Perspectives tactiques sur le contrôle social

par Zygmunt Bauman


Publié le 28 Septembre 2007 sur le blog Skilluminati


Zygmunt Bauman

C’est par le biais de la “Grey Lodge Occult Review” que j’ai mis la main sur le grand article de Zygmunt Bauman intitulé “Ideology and the Weltanshaunng of the Intellectuals” (“L’idéologie et la Weltanshaunng des intellectuels”). D’ailleurs, “Weltanshaunng” signifie (approximativement) “vision du monde” en allemand. J’ai d’abord essayé de le lire peu après l’école secondaire, je n’avais encore jamais lu quelque chose d’aussi théorique, et j’ai dû le mettre de côté pendant plusieurs années. Je suis heureux d’y être retourné, parce que bien qu’il soit odieusement dense et lourdement truffé de concepts simples, c’est quand même une lecture étonnante. Bauman s’appuie sur toute une vie d’apprentissage dans un monde de discipline, et malgré mon penchant pour les intellos, j’ai considérablement espacé ses paragraphes dans l’extrait ci-dessous.

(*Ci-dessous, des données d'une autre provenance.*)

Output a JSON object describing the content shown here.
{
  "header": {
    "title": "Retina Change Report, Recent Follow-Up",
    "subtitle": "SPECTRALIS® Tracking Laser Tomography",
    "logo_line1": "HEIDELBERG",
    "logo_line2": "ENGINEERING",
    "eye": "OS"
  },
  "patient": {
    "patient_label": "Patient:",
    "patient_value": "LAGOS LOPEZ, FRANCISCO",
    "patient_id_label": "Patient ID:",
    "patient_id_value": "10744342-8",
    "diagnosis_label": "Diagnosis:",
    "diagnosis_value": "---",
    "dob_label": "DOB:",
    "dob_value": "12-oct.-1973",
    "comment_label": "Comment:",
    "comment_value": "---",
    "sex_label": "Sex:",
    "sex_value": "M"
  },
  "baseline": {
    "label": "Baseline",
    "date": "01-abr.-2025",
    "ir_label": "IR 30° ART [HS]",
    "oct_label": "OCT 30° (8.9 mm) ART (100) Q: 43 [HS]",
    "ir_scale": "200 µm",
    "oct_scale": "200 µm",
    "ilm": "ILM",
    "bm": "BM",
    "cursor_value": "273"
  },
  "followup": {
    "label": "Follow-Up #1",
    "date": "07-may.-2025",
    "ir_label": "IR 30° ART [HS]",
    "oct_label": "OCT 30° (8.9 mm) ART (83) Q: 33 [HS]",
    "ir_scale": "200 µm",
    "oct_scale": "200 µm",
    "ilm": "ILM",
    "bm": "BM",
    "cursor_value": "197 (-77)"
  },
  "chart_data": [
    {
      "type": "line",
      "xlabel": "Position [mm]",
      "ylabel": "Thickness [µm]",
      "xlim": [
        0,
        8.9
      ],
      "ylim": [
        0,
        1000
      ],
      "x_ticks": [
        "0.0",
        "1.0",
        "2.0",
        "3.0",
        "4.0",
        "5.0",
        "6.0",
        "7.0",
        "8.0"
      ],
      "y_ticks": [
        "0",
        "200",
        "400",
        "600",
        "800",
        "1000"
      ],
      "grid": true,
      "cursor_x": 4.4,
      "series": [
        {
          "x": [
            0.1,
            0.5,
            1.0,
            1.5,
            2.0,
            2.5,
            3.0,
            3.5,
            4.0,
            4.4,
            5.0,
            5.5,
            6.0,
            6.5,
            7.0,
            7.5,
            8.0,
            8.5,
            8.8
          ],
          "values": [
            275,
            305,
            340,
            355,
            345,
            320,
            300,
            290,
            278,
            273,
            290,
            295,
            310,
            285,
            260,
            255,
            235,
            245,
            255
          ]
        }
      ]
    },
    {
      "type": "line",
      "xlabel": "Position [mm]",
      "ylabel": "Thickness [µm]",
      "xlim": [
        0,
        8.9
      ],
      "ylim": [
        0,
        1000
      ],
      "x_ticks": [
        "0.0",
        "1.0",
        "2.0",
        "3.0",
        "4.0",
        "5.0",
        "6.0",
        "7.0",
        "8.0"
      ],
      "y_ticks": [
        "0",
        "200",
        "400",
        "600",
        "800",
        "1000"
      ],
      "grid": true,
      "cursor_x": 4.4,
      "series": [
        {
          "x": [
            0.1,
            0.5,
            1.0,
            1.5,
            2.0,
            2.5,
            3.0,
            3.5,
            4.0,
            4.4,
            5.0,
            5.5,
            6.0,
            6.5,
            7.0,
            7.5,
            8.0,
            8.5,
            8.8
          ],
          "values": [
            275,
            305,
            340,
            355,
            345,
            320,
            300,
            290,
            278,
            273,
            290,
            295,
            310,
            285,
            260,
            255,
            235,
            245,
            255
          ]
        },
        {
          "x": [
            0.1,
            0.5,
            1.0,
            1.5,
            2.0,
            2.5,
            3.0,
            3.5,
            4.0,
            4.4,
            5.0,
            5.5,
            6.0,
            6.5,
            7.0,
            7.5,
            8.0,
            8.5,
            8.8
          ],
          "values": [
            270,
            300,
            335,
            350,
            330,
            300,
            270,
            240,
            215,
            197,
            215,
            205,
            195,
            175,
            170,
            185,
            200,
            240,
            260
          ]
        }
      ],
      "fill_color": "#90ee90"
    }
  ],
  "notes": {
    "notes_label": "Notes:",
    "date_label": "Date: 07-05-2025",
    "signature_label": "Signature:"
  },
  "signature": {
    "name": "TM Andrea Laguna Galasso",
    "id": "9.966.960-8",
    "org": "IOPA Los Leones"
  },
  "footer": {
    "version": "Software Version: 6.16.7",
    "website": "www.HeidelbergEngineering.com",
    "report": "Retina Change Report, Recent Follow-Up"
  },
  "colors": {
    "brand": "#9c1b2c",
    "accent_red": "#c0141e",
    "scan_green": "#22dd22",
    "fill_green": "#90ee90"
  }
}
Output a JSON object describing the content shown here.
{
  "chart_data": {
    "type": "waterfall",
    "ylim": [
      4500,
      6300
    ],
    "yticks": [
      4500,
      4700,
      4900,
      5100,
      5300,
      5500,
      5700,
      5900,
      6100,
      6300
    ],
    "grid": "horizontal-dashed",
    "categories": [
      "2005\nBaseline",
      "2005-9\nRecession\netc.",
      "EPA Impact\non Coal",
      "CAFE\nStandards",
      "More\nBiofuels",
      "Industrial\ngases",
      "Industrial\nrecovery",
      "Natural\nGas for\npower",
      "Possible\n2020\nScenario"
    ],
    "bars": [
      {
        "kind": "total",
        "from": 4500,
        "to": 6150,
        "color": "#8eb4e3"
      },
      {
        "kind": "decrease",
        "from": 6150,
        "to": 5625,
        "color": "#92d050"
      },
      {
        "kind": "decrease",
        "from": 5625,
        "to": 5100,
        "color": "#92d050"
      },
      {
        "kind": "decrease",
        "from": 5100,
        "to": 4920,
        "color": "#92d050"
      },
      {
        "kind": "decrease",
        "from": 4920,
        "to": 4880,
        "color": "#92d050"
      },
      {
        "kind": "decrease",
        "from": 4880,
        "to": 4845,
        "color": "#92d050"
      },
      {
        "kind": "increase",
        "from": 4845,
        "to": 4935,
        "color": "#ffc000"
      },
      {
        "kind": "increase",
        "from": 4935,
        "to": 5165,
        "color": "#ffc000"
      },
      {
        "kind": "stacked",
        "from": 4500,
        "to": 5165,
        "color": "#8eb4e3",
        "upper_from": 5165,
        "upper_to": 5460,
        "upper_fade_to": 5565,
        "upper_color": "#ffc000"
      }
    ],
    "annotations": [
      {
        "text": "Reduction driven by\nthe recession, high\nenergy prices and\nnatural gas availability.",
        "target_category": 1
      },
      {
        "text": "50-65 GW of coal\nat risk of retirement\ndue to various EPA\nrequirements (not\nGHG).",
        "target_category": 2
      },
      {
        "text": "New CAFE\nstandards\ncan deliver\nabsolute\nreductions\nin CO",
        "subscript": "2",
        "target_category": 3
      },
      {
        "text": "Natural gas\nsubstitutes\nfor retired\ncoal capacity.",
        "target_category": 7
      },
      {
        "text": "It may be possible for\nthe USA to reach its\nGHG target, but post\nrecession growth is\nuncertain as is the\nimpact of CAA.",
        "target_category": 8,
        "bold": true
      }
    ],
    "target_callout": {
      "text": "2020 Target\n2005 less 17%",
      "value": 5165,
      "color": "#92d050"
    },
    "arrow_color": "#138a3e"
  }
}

Zygmunt Bauman était un sociologue polonais qui a été contraint à l’exil au Royaume-Uni pour le restant de ses jours. (Parce que les communistes essayaient de chasser les Juifs dans les années 70… L’histoire a de moins en moins de sens quand on en apprend plus, hein ?). Bien que sa politique personnelle - du soutien de Karl Marx et d’Israël ainsi que sa morgue - pourrait vous faire sourciller, il est une excellente source de compréhension des grands mécanismes de contrôle social, pour la plupart invisibles, ainsi que de l’histoire qui a mené à leur émergence.

Je recommande également son essai tout aussi fascinant “The Dream of Purity” (“Le rêve de la pureté”), et si vous l’aimez vraiment, essayez son livre : “Alone Again: Ethics After Certainty” (“Seul à nouveau : L’éthique après la certitude”)

“Le nouvel ordre, beaucoup plus ambitieux, omniprésent et pénétrant, ne peut s’appuyer sur l’invocation rituelle du Souverain Divin. Il ne peut régner qu’au nom de la norme, d’un modèle de normalité auquel il s’identifie.

Puisque la normalité signifie en fin de compte un rythme continu d’efforts corporels et une chaîne ininterrompue de choix répétables, elle ne peut être maintenue que par un réseau dense d’autorités imbriquées en communication constante avec le sujet - et à proximité du sujet, ce qui permet une surveillance perpétuelle de son processus de vie.

Les anciennes formes se transforment en de telles autorités et de nouvelles autorités prennent vie. Ainsi, les familles et les fonctions sexuelles du corps sont déployées dans le nouveau rôle : les églises deviennent des enseignantes de vertus commerciales et de dur labeur ; les usines inculquent l’habitude de l’effort continu ; la vie idiosyncrasique et non rythmique est criminalisée, médicalisée ou psychiatrisée ; toute formation individuelle par apprentissage est remplacée par une éducation uniforme visant l’acquisition de compétences universelles.

Aucun pouvoir n’est maintenant total… mais néanmoins, ce réseau de relations autoritaires atteint le genre de totalité qu’aucune puissance unique n’aurait même rêvé d’ateindre auparavant.

Au cours de cette lutte, la condition humaine a acquis une nouvelle conceptualisation. Elle apparaît maintenant comme un drame des forces manichéennes de la passion et de la raison, du brut et du raffiné, du bestial et de l’humain. L’asservissement de l’animal chez l’homme est devenu une préoccupation majeure pour l’homme. Il fallait s’adapter à la condition humaine ; être humain en est venu à être une tâche, un accomplissement, un devoir.”